I plot the depth information below, and it is noticed the symmetry on the x-axis of the plot, and that the maximum values are concentrated at half of the image. Is it an expected behavior?

fig, axs = plt.subplots(2, 3, figsize=(16, 10), squeeze=False)
[a.set_axis_off() for a in axs.ravel()]

# Tight the coordinates values for better visualization
q_margin = 0.05
XYZ_coords_tidy = XYZ_coords.copy()
XYZ_coords_tidy[..., 0] = np.clip(XYZ_coords[..., 0], *np.quantile(XYZ_coords[..., 0], (q_margin, 1 - q_margin)))
XYZ_coords_tidy[..., 2] = np.clip(XYZ_coords[..., 2], *np.quantile(XYZ_coords[..., 2], (q_margin, 1 - q_margin)))

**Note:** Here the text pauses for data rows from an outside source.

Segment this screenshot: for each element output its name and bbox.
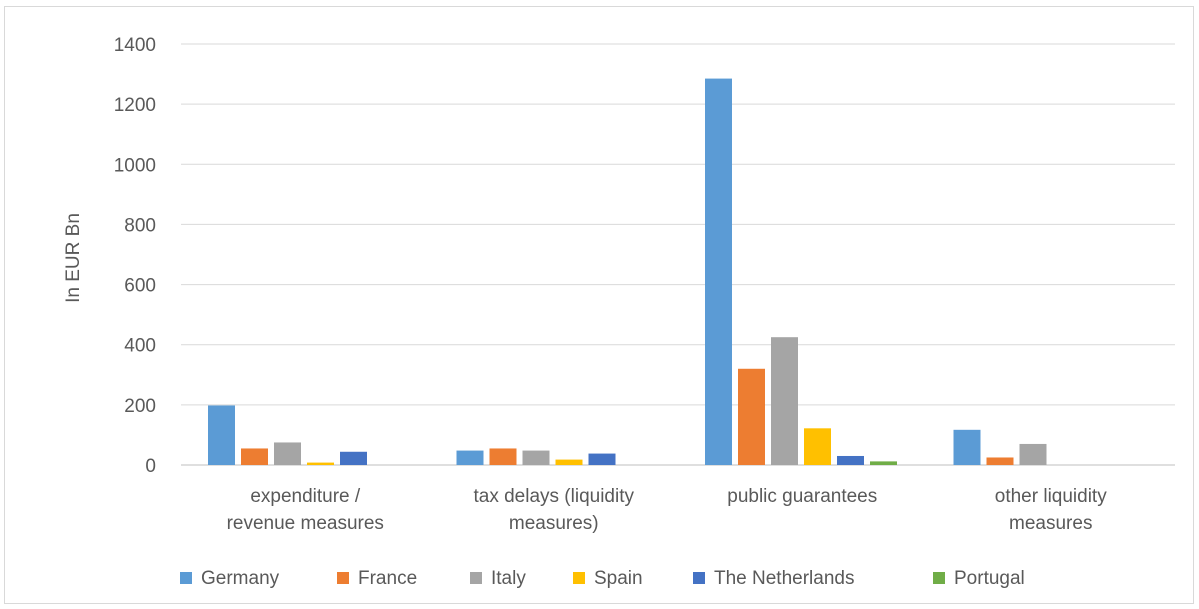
legend-item: Portugal: [933, 568, 1025, 589]
legend-swatch: [573, 572, 585, 584]
legend-item: Spain: [573, 568, 643, 589]
legend-swatch: [337, 572, 349, 584]
y-tick-label: 800: [124, 215, 156, 236]
bar-spain: [307, 462, 334, 465]
legend-label: Italy: [491, 568, 526, 589]
bar-italy: [274, 442, 301, 465]
bar-france: [986, 457, 1014, 465]
legend-label: Germany: [201, 568, 280, 589]
legend-item: The Netherlands: [693, 568, 854, 589]
bar-france: [738, 368, 765, 465]
bar-italy: [522, 450, 550, 465]
gridlines: [181, 43, 1175, 466]
x-category-label: other liquidity measures: [995, 486, 1107, 534]
bar-germany: [705, 78, 732, 465]
bar-the-netherlands: [588, 453, 616, 465]
bars: [208, 78, 1047, 465]
bar-spain: [555, 459, 583, 465]
legend-item: France: [337, 568, 417, 589]
bar-germany: [456, 450, 484, 465]
bar-the-netherlands: [837, 455, 864, 465]
bar-france: [489, 448, 517, 465]
bar-the-netherlands: [340, 451, 367, 465]
x-category-label: expenditure / revenue measures: [227, 486, 384, 534]
bar-italy: [771, 337, 798, 465]
y-tick-label: 200: [124, 396, 156, 417]
bar-germany: [208, 405, 235, 465]
x-category-label: public guarantees: [727, 486, 877, 507]
legend-item: Italy: [470, 568, 526, 589]
y-axis-label: In EUR Bn: [63, 213, 84, 303]
y-tick-label: 1000: [114, 155, 156, 176]
y-tick-label: 1400: [114, 35, 156, 56]
y-tick-label: 1200: [114, 95, 156, 116]
legend-swatch: [693, 572, 705, 584]
bar-germany: [953, 429, 981, 465]
bar-italy: [1019, 443, 1047, 465]
legend-label: The Netherlands: [714, 568, 854, 589]
bar-portugal: [870, 461, 897, 465]
legend: Germany France Italy Spain The Netherlands Po…: [180, 568, 1025, 589]
legend-swatch: [470, 572, 482, 584]
y-tick-label: 0: [145, 456, 156, 477]
legend-swatch: [180, 572, 192, 584]
legend-label: Spain: [594, 568, 643, 589]
legend-swatch: [933, 572, 945, 584]
y-tick-label: 600: [124, 276, 156, 297]
legend-item: Germany: [180, 568, 280, 589]
x-axis-categories: expenditure / revenue measures tax delays …: [227, 486, 1108, 534]
y-tick-label: 400: [124, 336, 156, 357]
legend-label: France: [358, 568, 417, 589]
chart-frame: [4, 6, 1194, 604]
bar-france: [241, 448, 268, 465]
y-axis-ticks: 0 200 400 600 800 1000 1200 1400: [114, 35, 156, 477]
legend-label: Portugal: [954, 568, 1025, 589]
bar-spain: [804, 428, 831, 465]
x-category-label: tax delays (liquidity measures): [473, 486, 634, 534]
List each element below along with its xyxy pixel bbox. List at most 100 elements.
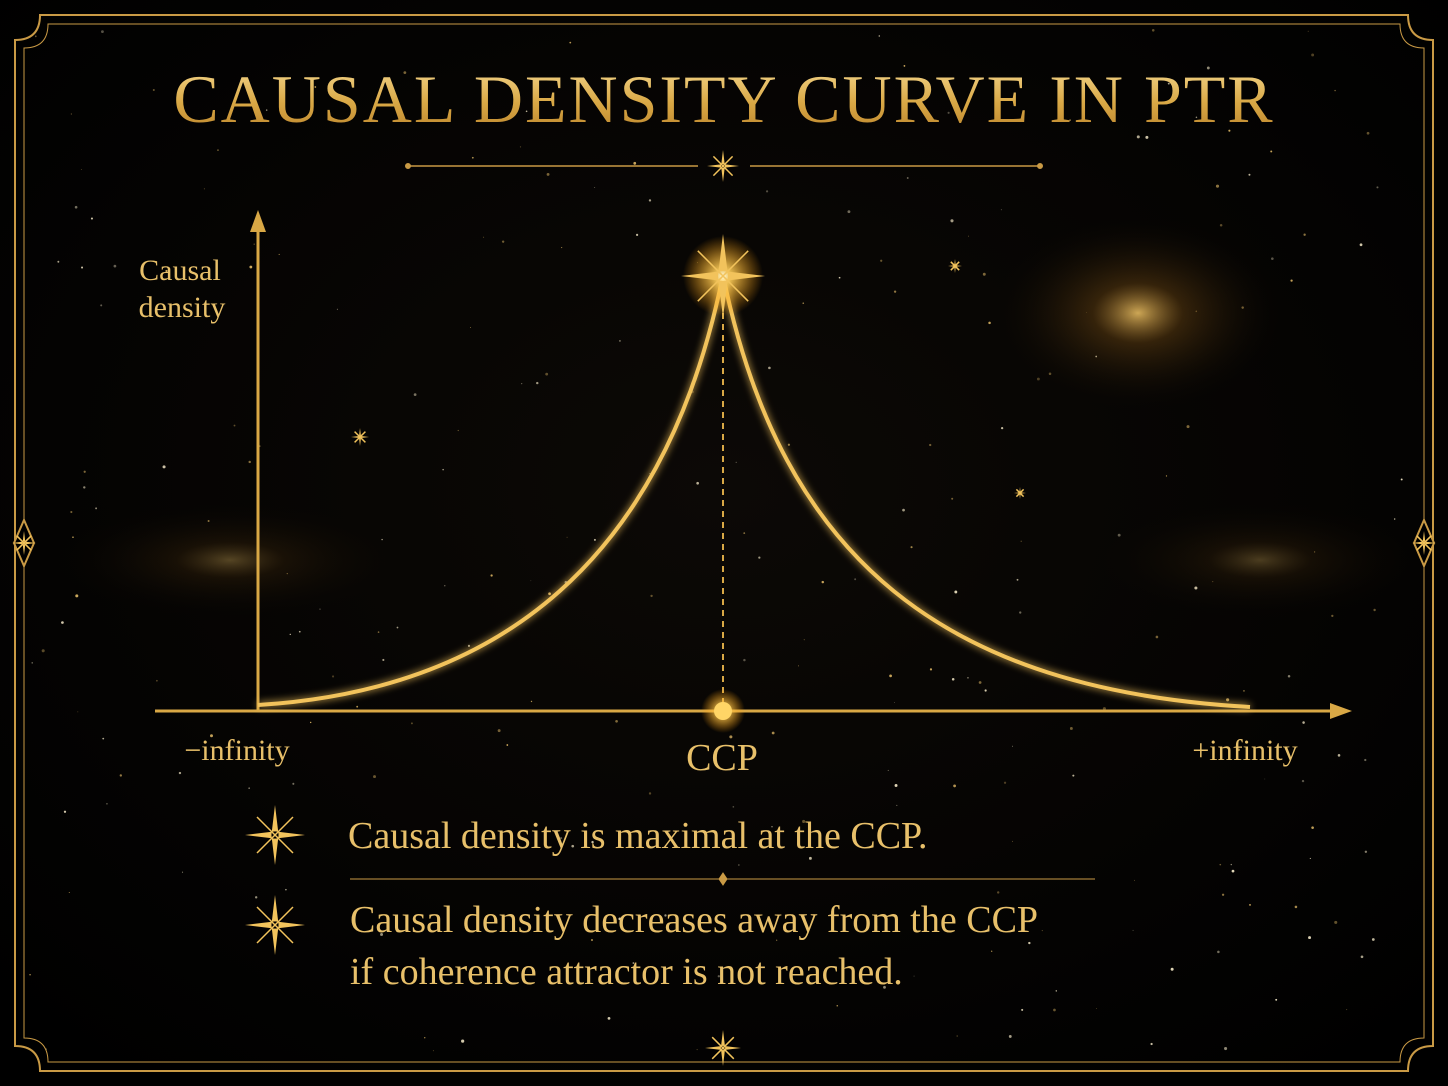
star [424,1037,426,1039]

im_cur_depth = XYZ_coords_tidy[..., 0].reshape((im_h, im_w))[..., None].copy()
im_cur_depth = (im_cur_depth - im_cur_depth.min()) / (im_cur_depth.max() - im_cur_depth.min())
im_cur_overlap = im_cur * .5 + im_cur_depth * .5

axs[0, 0].imshow(im_cur)
axs[0, 1].imshow(im_cur_depth, cmap='gray')
axs[0, 2].imshow(im_cur_overlap)

im_cur_yaxis = XYZ_coords_tidy[..., 2].reshape((im_h, im_w))[..., None].copy()
im_cur_yaxis = (im_cur_yaxis - im_cur_yaxis.min()) / (im_cur_yaxis.max() - im_cur_yaxis.min())
im_cur_overlap = im_cur * .5 + im_cur_yaxis * .5

axs[1, 1].imshow(im_cur_yaxis, cmap='gray')
axs[1, 2].imshow(im_cur_overlap)

image

System information:

CARLA - 0.9.13
Ubuntu - 20.04

Hi @tldrafael , from your code it seems like you converted all u,v coordinates to XYZ coordinates with the CameraGeometry object. However this is not intended use of the CameraGeometry object. The conversion to XYZ only works for u,v coordinates that correspond to the road. Maybe read the derivation in the book again to see why.

Thank you for your reply @thomasfermi. Yes, I converted all (u, v) coords to XYZ. I see that the only correct XYZ coords would be the ones that the (u,v) belong to the road because of the assumptions of height=0 and planer road. However, the XYZ values seem awkward. It happens with different camera settings. For example, another image below with the depth information:

image

I also checked your notebook InversePerspectiveMapping.ipynb. If you see the distribution from the y_arr (the depth on the ISO8855. This "symmetry problem" also happens there.